UNASSIGNED: SGLT2i therapy is associated with significantly reduced the risk of tachycardia, SVT, AF, and AFL in patients with T2DM, HF, and CKD. In addition, SGLT2i could also reduce the risk of cardiac arrest in CKD patients. Further researches are needed to fully elucidate the antiarrhythmic mechanism of SGLT2i.
摘要:
■钠-葡萄糖协同转运蛋白2抑制剂(SGLT2i)是一类广泛用于治疗2型糖尿病(T2DM)的降血糖药。除了降低血糖,SGLT2i保护心脏和肾脏,显著减少心血管事件,延缓心力衰竭和慢性肾病的进展。然而,以往的研究并未详尽讨论SGLT2i与发生心律失常风险之间的关联.这项研究的目的是评估SGLT2i与心血管结局试验(CVOTs)中T2DM和非T2DM患者心律失常的相关性。
■我们对CVOT进行了荟萃分析和系统评价,将SGLT2i与安慰剂进行了比较。MEDLINE,WebofScience,从成立到2022年12月,对Cochrane图书馆和Embase进行了系统搜索。我们纳入了报告心血管或肾脏结局的CVOT,随访时间至少为6个月。
■本次荟萃分析共纳入12个CVOT,其中77,470名参与者(42,016SGLT2i对35,454名对照),包括T2DM患者,心力衰竭(HF),或慢性肾病(CKD)。随访时间为9个月至5.65年。药物包括empagliflozin,Canagliflozin,dapagliflozin和ertugliflozin.SGLT2i与较低的心动过速风险相关(风险比(RR)0.86;95%置信区间(CI)0.79-0.95),室上性心动过速(室上性心动过速;RR0.84;95%CI0.75-0.94),2型糖尿病患者的房颤(AF;RR0.86;95%CI0.75-0.97)和房扑(AFL;RR0.75;95%CI0.57-0.99),HF和CKD。SGLT2i还可以降低CKD患者心脏骤停的风险(RR0.50;95%CI0.26-0.95)。此外,SGLT2i治疗与室性心律失常和心动过缓的风险较低无关。
■SGLT2i治疗与显著降低心动过速风险相关,SVT,AF,2型糖尿病患者的AFL,HF,CKD。

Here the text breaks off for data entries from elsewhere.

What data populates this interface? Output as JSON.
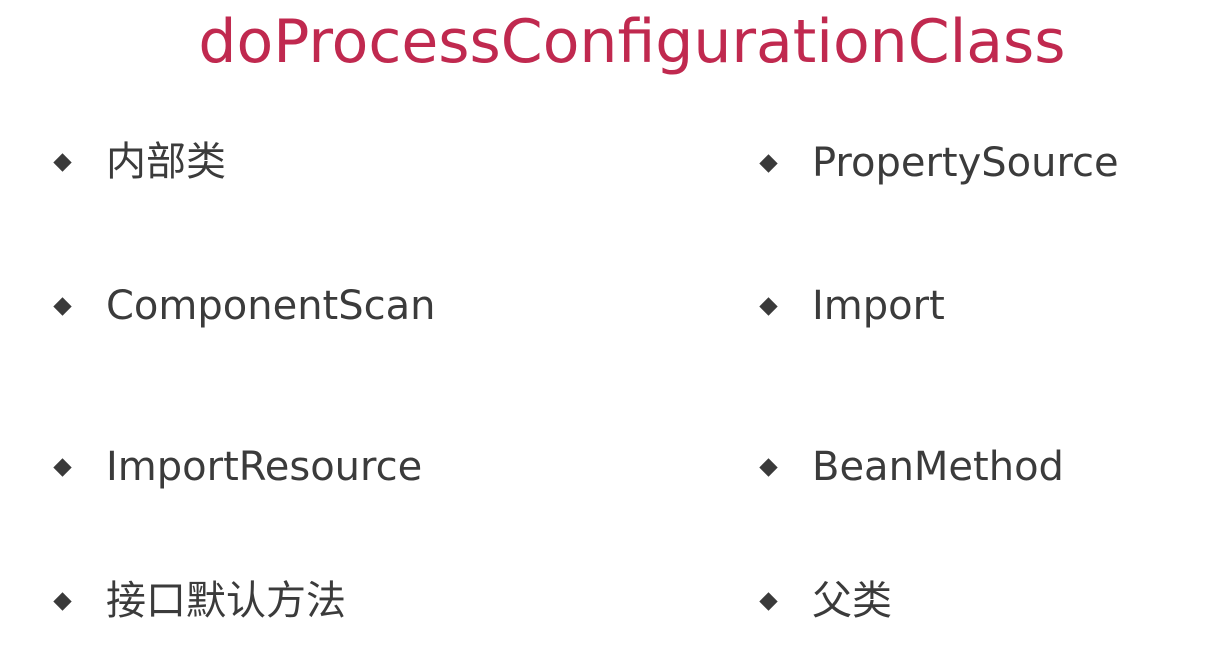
{
  "title": "doProcessConfigurationClass",
  "colors": {
    "title": "#c0294f",
    "text": "#3b3b3b",
    "bullet": "#3a3a3a",
    "background": "#ffffff"
  },
  "bullet_icon": "diamond-bullet-icon",
  "left_items": [
    {
      "label": "内部类"
    },
    {
      "label": "ComponentScan"
    },
    {
      "label": "ImportResource"
    },
    {
      "label": "接口默认方法"
    }
  ],
  "right_items": [
    {
      "label": "PropertySource"
    },
    {
      "label": "Import"
    },
    {
      "label": "BeanMethod"
    },
    {
      "label": "父类"
    }
  ]
}
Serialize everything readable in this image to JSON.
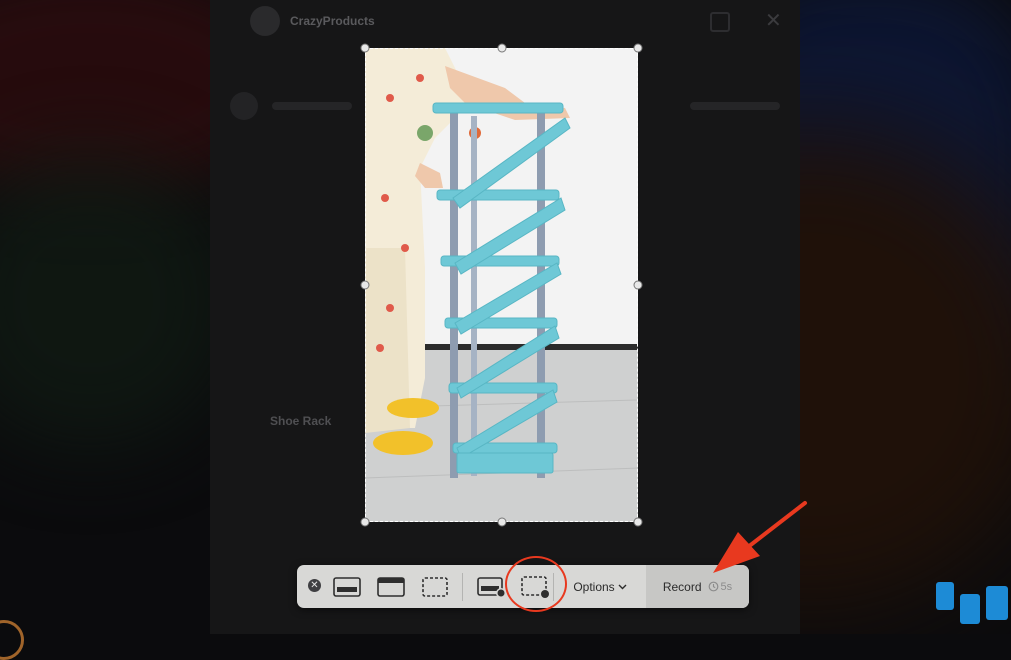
{
  "background_post": {
    "page_name": "CrazyProducts",
    "shoe_rack_text": "Shoe Rack"
  },
  "toolbar": {
    "options_label": "Options",
    "record_label": "Record",
    "timer_label": "5s"
  },
  "icons": {
    "close": "close-icon",
    "capture_window": "capture-window-icon",
    "capture_entire_screen": "capture-entire-screen-icon",
    "capture_selection": "capture-selection-icon",
    "record_entire_screen": "record-entire-screen-icon",
    "record_selection": "record-selection-icon",
    "timer": "timer-icon",
    "chevron_down": "chevron-down-icon"
  },
  "colors": {
    "annotation_red": "#e8391f",
    "toolbar_bg": "#d8d8d6",
    "rack_blue": "#6ec8d6"
  }
}
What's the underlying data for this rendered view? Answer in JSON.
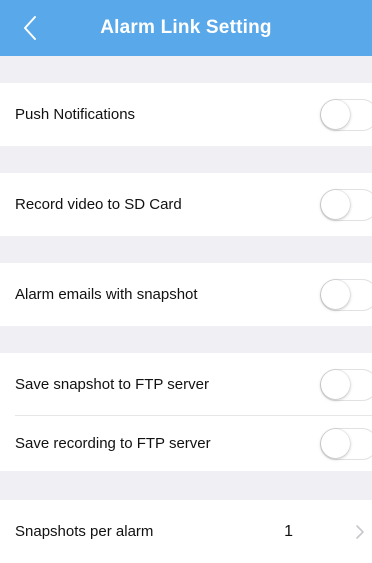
{
  "header": {
    "title": "Alarm Link Setting",
    "back_icon": "chevron-left-icon",
    "background": "#58a8ea"
  },
  "settings": {
    "push_notifications": {
      "label": "Push Notifications",
      "enabled": false
    },
    "record_video_sd": {
      "label": "Record video to SD Card",
      "enabled": false
    },
    "alarm_emails": {
      "label": "Alarm emails with snapshot",
      "enabled": false
    },
    "ftp_snapshot": {
      "label": "Save snapshot to FTP server",
      "enabled": false
    },
    "ftp_recording": {
      "label": "Save recording to FTP server",
      "enabled": false
    },
    "snapshots_per_alarm": {
      "label": "Snapshots per alarm",
      "value": "1"
    }
  }
}
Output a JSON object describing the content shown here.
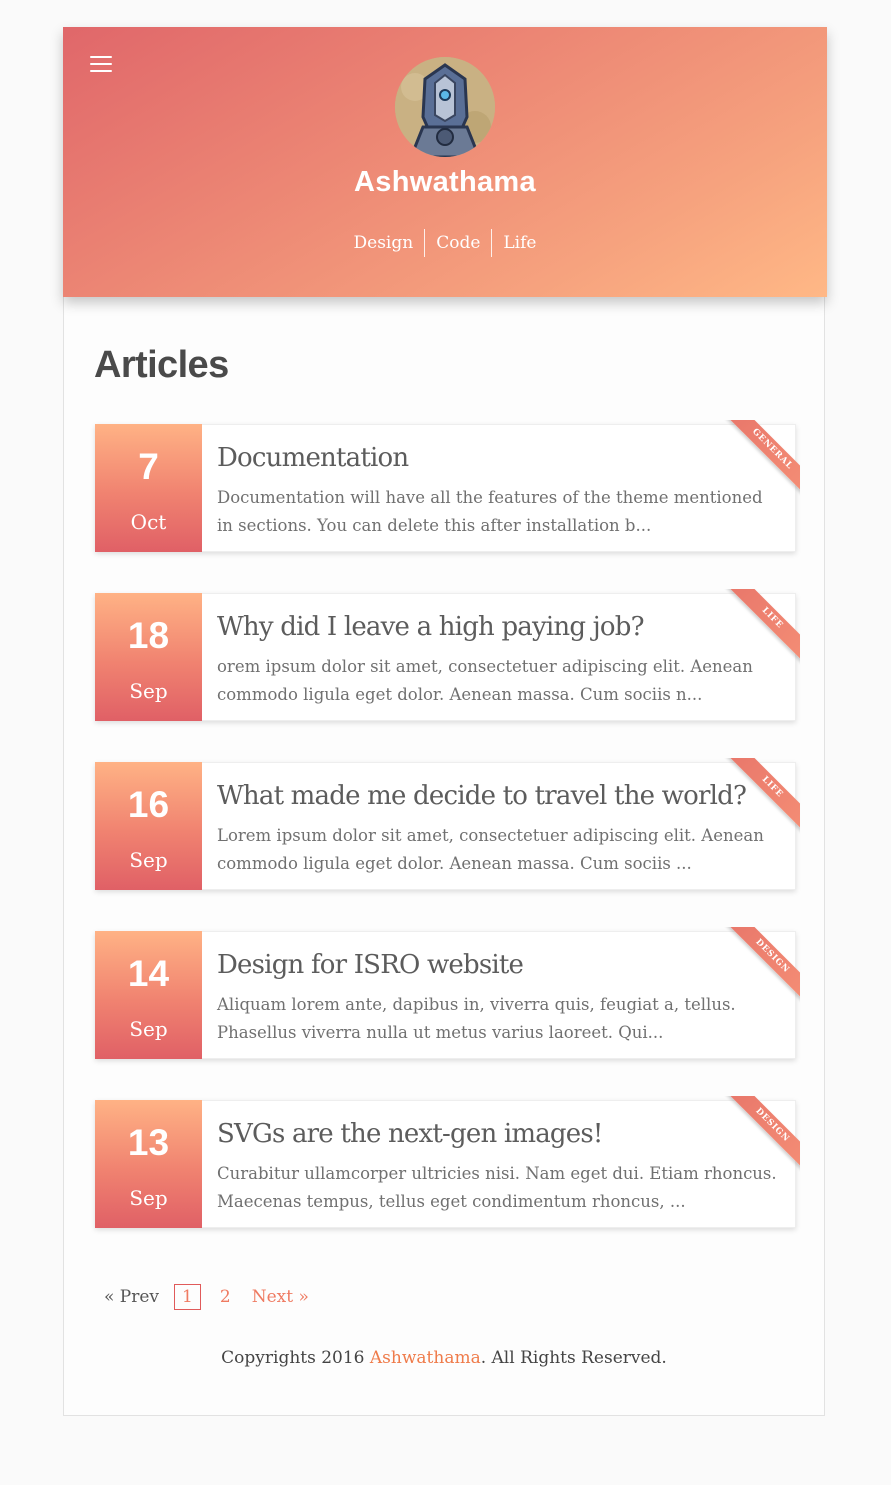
{
  "header": {
    "site_title": "Ashwathama",
    "nav": [
      "Design",
      "Code",
      "Life"
    ]
  },
  "main": {
    "heading": "Articles",
    "articles": [
      {
        "day": "7",
        "month": "Oct",
        "title": "Documentation",
        "excerpt": "Documentation will have all the features of the theme mentioned in sections. You can delete this after installation b...",
        "tag": "General"
      },
      {
        "day": "18",
        "month": "Sep",
        "title": "Why did I leave a high paying job?",
        "excerpt": "orem ipsum dolor sit amet, consectetuer adipiscing elit. Aenean commodo ligula eget dolor. Aenean massa. Cum sociis n...",
        "tag": "Life"
      },
      {
        "day": "16",
        "month": "Sep",
        "title": "What made me decide to travel the world?",
        "excerpt": "Lorem ipsum dolor sit amet, consectetuer adipiscing elit. Aenean commodo ligula eget dolor. Aenean massa. Cum sociis ...",
        "tag": "Life"
      },
      {
        "day": "14",
        "month": "Sep",
        "title": "Design for ISRO website",
        "excerpt": "Aliquam lorem ante, dapibus in, viverra quis, feugiat a, tellus. Phasellus viverra nulla ut metus varius laoreet. Qui...",
        "tag": "Design"
      },
      {
        "day": "13",
        "month": "Sep",
        "title": "SVGs are the next-gen images!",
        "excerpt": "Curabitur ullamcorper ultricies nisi. Nam eget dui. Etiam rhoncus. Maecenas tempus, tellus eget condimentum rhoncus, ...",
        "tag": "Design"
      }
    ]
  },
  "pagination": {
    "prev_label": "« Prev",
    "pages": [
      "1",
      "2"
    ],
    "current": "1",
    "next_label": "Next »"
  },
  "footer": {
    "prefix": "Copyrights 2016 ",
    "brand": "Ashwathama",
    "suffix": ". All Rights Reserved."
  },
  "colors": {
    "accent": "#ef7b62",
    "header_gradient_start": "#e0676a",
    "header_gradient_end": "#ffb886"
  },
  "icons": {
    "menu": "hamburger-menu-icon",
    "avatar": "robot-avatar"
  }
}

此外,SGLT2i还可以降低CKD患者心脏骤停的风险。需要进一步的研究来充分阐明SGLT2i的抗心律失常机制。
■我们对CVOT进行了荟萃分析和系统评价,将SGLT2i与安慰剂进行了比较。MEDLINE,WebofScience,从成立到2022年12月,对Cochrane图书馆和Embase进行了系统搜索。我们纳入了报告心血管或肾脏结局的CVOT,随访时间至少为6个月。
■本次荟萃分析共纳入12个CVOT,其中77,470名参与者(42,016SGLT2i对35,454名对照),包括T2DM患者,心力衰竭(HF),或慢性肾病(CKD)。随访时间为9个月至5.65年。药物包括empagliflozin,Canagliflozin,dapagliflozin和ertugliflozin.SGLT2i与较低的心动过速风险相关(风险比(RR)0.86;95%置信区间(CI)0.79-0.95),室上性心动过速(室上性心动过速;RR0.84;95%CI0.75-0.94),2型糖尿病患者的房颤(AF;RR0.86;95%CI0.75-0.97)和房扑(AFL;RR0.75;95%CI0.57-0.99),HF和CKD。SGLT2i还可以降低CKD患者心脏骤停的风险(RR0.50;95%CI0.26-0.95)。此外,SGLT2i治疗与室性心律失常和心动过缓的风险较低无关。
■SGLT2i治疗与显著降低心动过速风险相关,SVT,AF,2型糖尿病患者的AFL,HF,CKD。此外,SGLT2i还可以降低CKD患者心脏骤停的风险。需要进一步的研究来充分阐明SGLT2i的抗心律失常机制。